Lilo me enseñó algo que en Africa era casi irrelevante y que los nativos veían con una mezcla de estupor y de hábito, estupor antes las carnes blancas expuestas al mirar de las gentes, hábito, pues ellos tenían una tendencia climática a la desnudez. Desde antes de la unificación alemana, en las tinieblas confusas del siglo XIX de reinos pequeños y dispersos por tierra germánicas, habían proliferado los clubs de nudistas, algo que el señor Doutor había siempre execrado y que en Alemania formaba parte de la cultura saludable del cuerpo, la freikörperkultur, concepto que no venía en mi método de alemán de Jasper Otto Sauer con el que empecé hacía años a balbucear la difícil lengua wagneriana.
El conde estaba desde muy temprano en sus plantaciones y ya estaba al corriente de mi nuevo sistema de transporte y compañía, según me hizo saber un viejo alemán de bismaquianos mostachos que era como el administrador. Podía irme. En la cena siguiente el conde estaría para hacer de introductor.

Nos cruzamos con convoys…
El viaje a la hacienda de Von Coerper, una de las más grandes del territorio, fue largo.

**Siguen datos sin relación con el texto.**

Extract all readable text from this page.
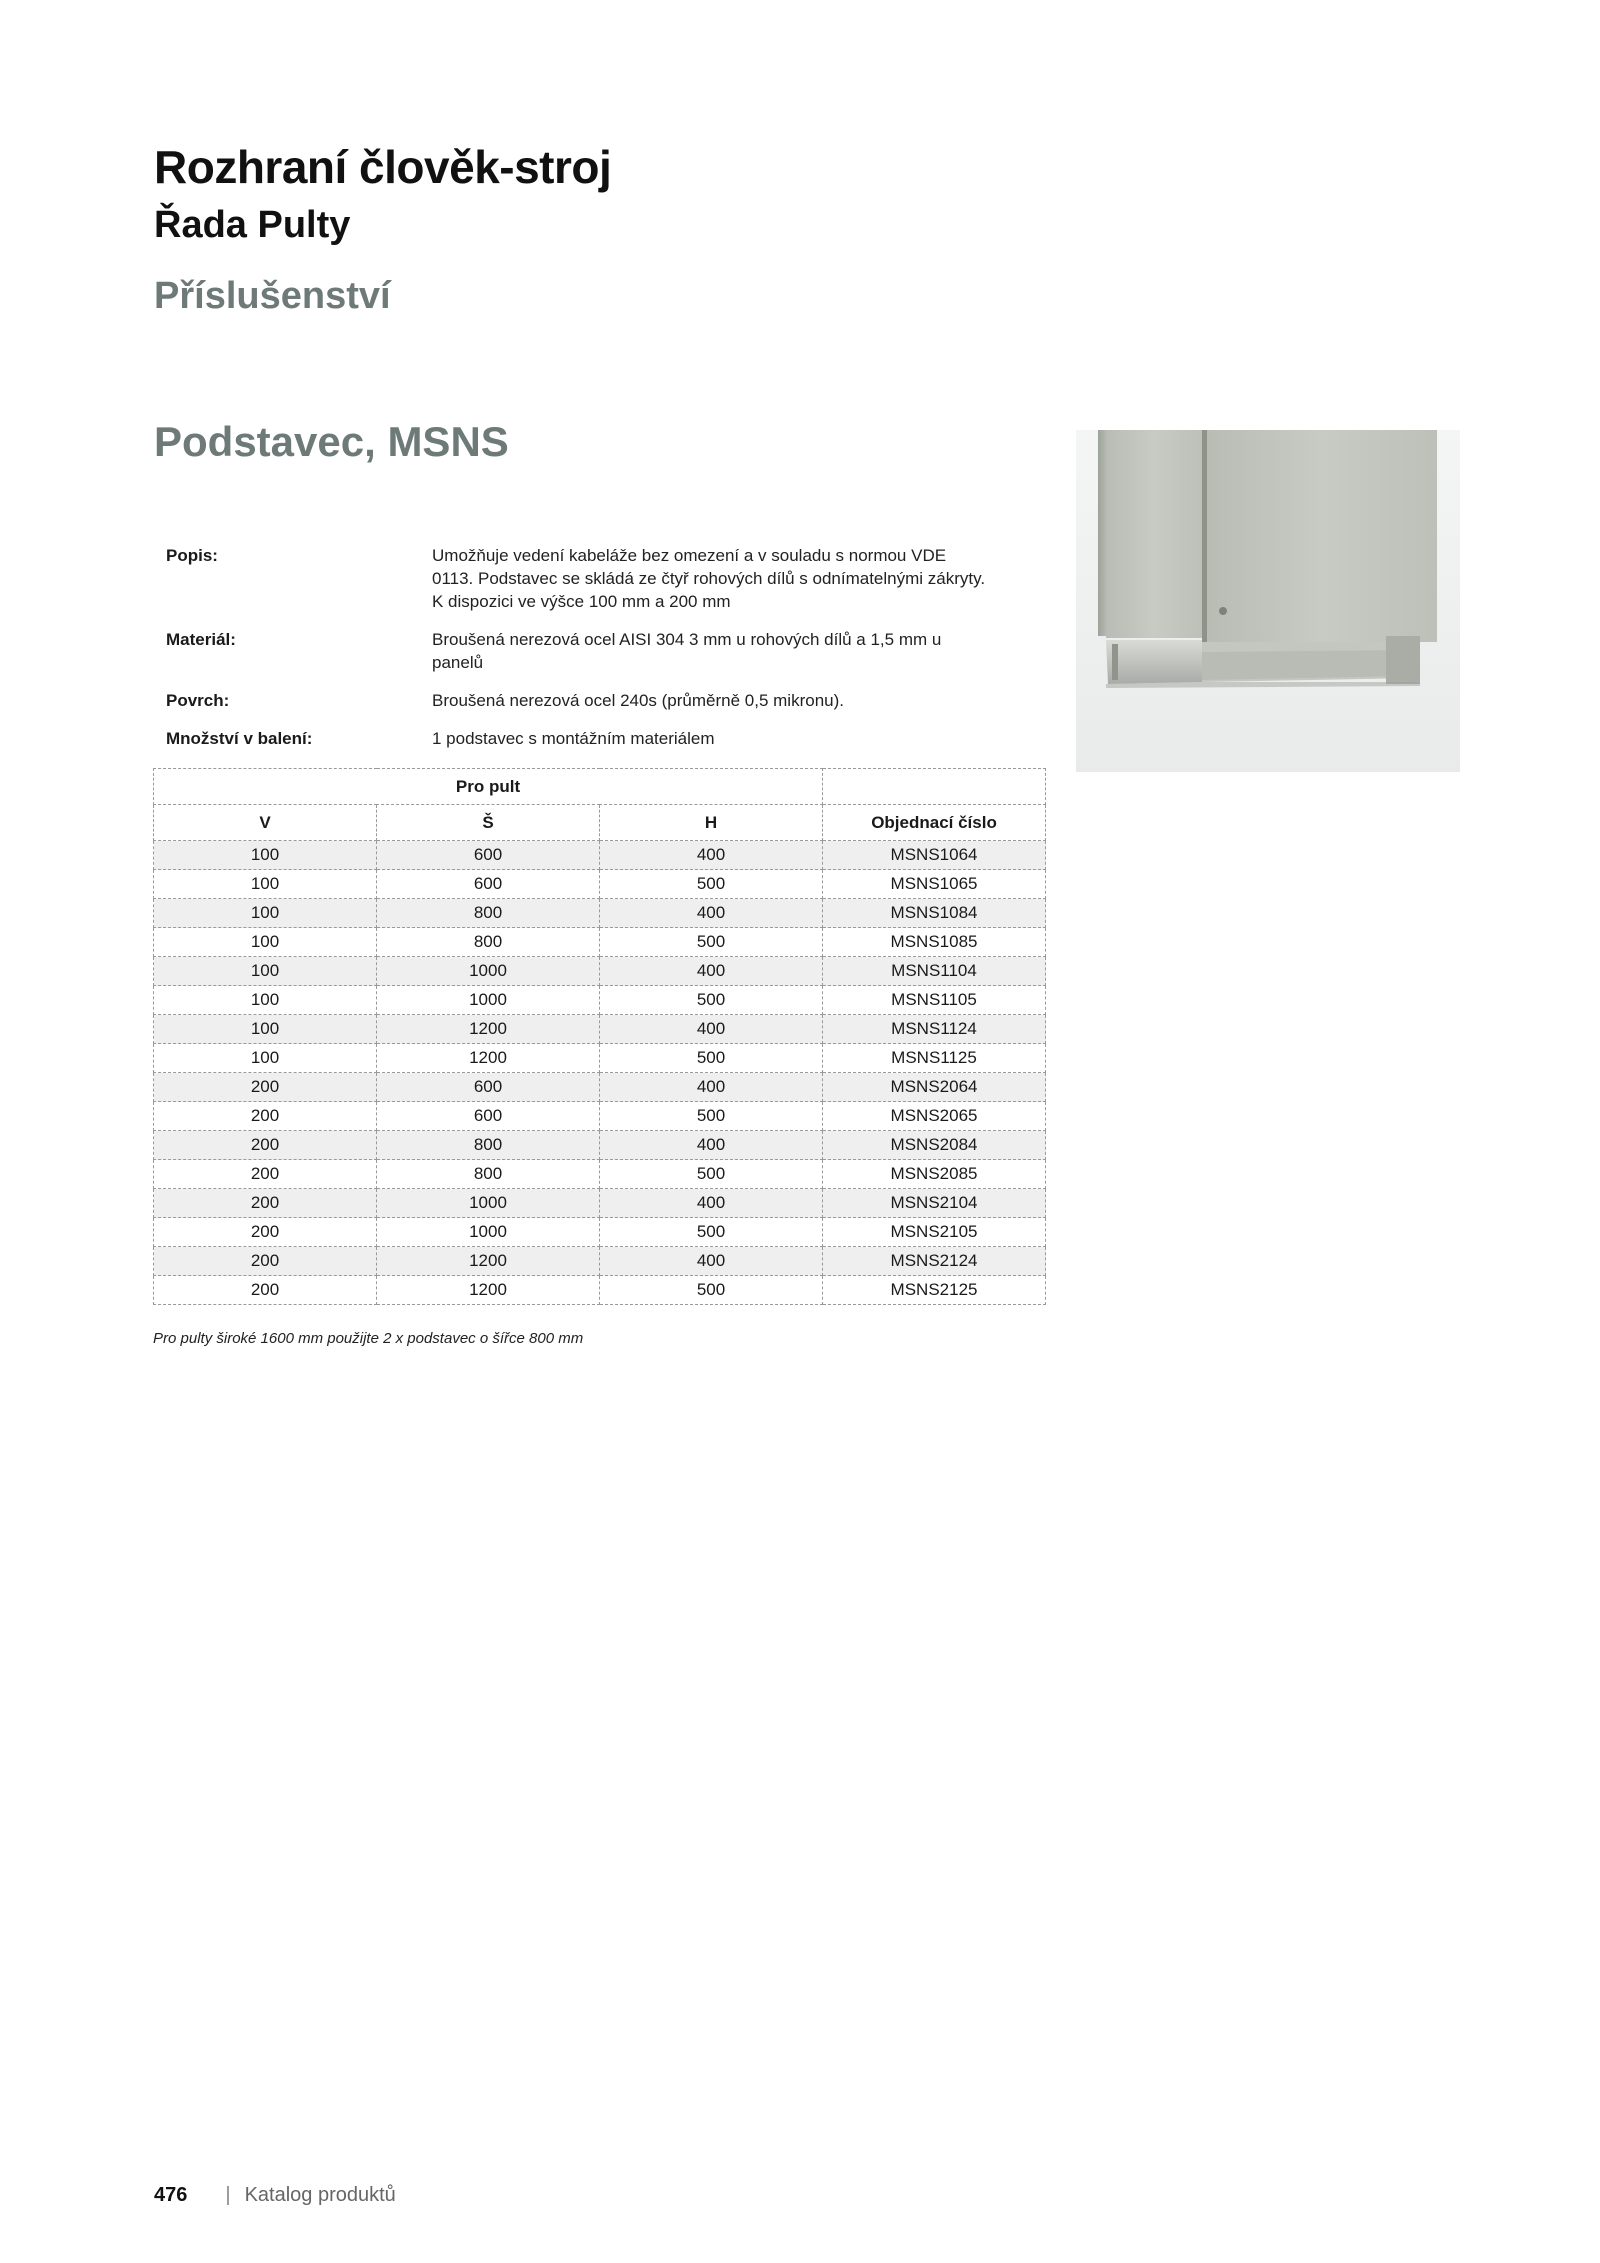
Rozhraní člověk-stroj
Řada Pulty
Příslušenství
Podstavec, MSNS
Popis:	Umožňuje vedení kabeláže bez omezení a v souladu s normou VDE 0113. Podstavec se skládá ze čtyř rohových dílů s odnímatelnými zákryty. K dispozici ve výšce 100 mm a 200 mm
Materiál:	Broušená nerezová ocel AISI 304 3 mm u rohových dílů a 1,5 mm u panelů
Povrch:	Broušená nerezová ocel 240s (průměrně 0,5 mikronu).
Množství v balení:	1 podstavec s montážním materiálem
Pro pult			
V	Š	H	Objednací číslo
100	600	400	MSNS1064
100	600	500	MSNS1065
100	800	400	MSNS1084
100	800	500	MSNS1085
100	1000	400	MSNS1104
100	1000	500	MSNS1105
100	1200	400	MSNS1124
100	1200	500	MSNS1125
200	600	400	MSNS2064
200	600	500	MSNS2065
200	800	400	MSNS2084
200	800	500	MSNS2085
200	1000	400	MSNS2104
200	1000	500	MSNS2105
200	1200	400	MSNS2124
200	1200	500	MSNS2125
Pro pulty široké 1600 mm použijte 2 x podstavec o šířce 800 mm
476 | Katalog produktů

Nos cruzamos con convoys de camiones. Al final iríamos ella y yo solos con los boys, mudos, sordos y ciegos –especialmente invidentes- ante nuestras confianzas. Las doradas e interminables piernas de Lilo llegaban hasta el borde altísimo de unos shorts breves. Hicimos una parada larga, en medio del día, a la sombra de un inmenso baobab que, por los rastros de rodadas, era parada obligada en aquel itinerario. La sombra del baobab estaba salpicada de agujeros blancos y sólo su inmensidad conseguía abrigarnos del sol. Es un árbol que parece casi un tubérculo gigante, con un tronco grueso, elefantiásico, pero hueco. Los boys alzaron como diligentes autómatas, entre los dos coches, una tienda para nuestro almuerzo y se alejaron discretamente hacia unos matorrales que había a cierta distancia. La tarde se hizo fuego sobre el hielo.
De la posterior travesía, pasada la tumultuosa y placentera siesta, sólo recuerdo como en sueños la discusión de Lilo sobre si era mejor llevar los neumáticos llenos de agua o de aire, y si el chófer sabía o no lo que se hacía. Debía saberlo pues llegamos a la hacienda sanos y salvos tras horas de una pista. En las semanas siguientes aprendí a respetar a esos guías, chóferes, scouts, que tenían un instinto para encontrar los mejores pasos en los barrizales y para evitar las trampas de los indígenas en las que podían haberse precipitado nuestros autos, o para encontrar siempre el árbol al que arrimarse, o la pista por la que eludir un encuentro peligroso con algún amigo del MPLA.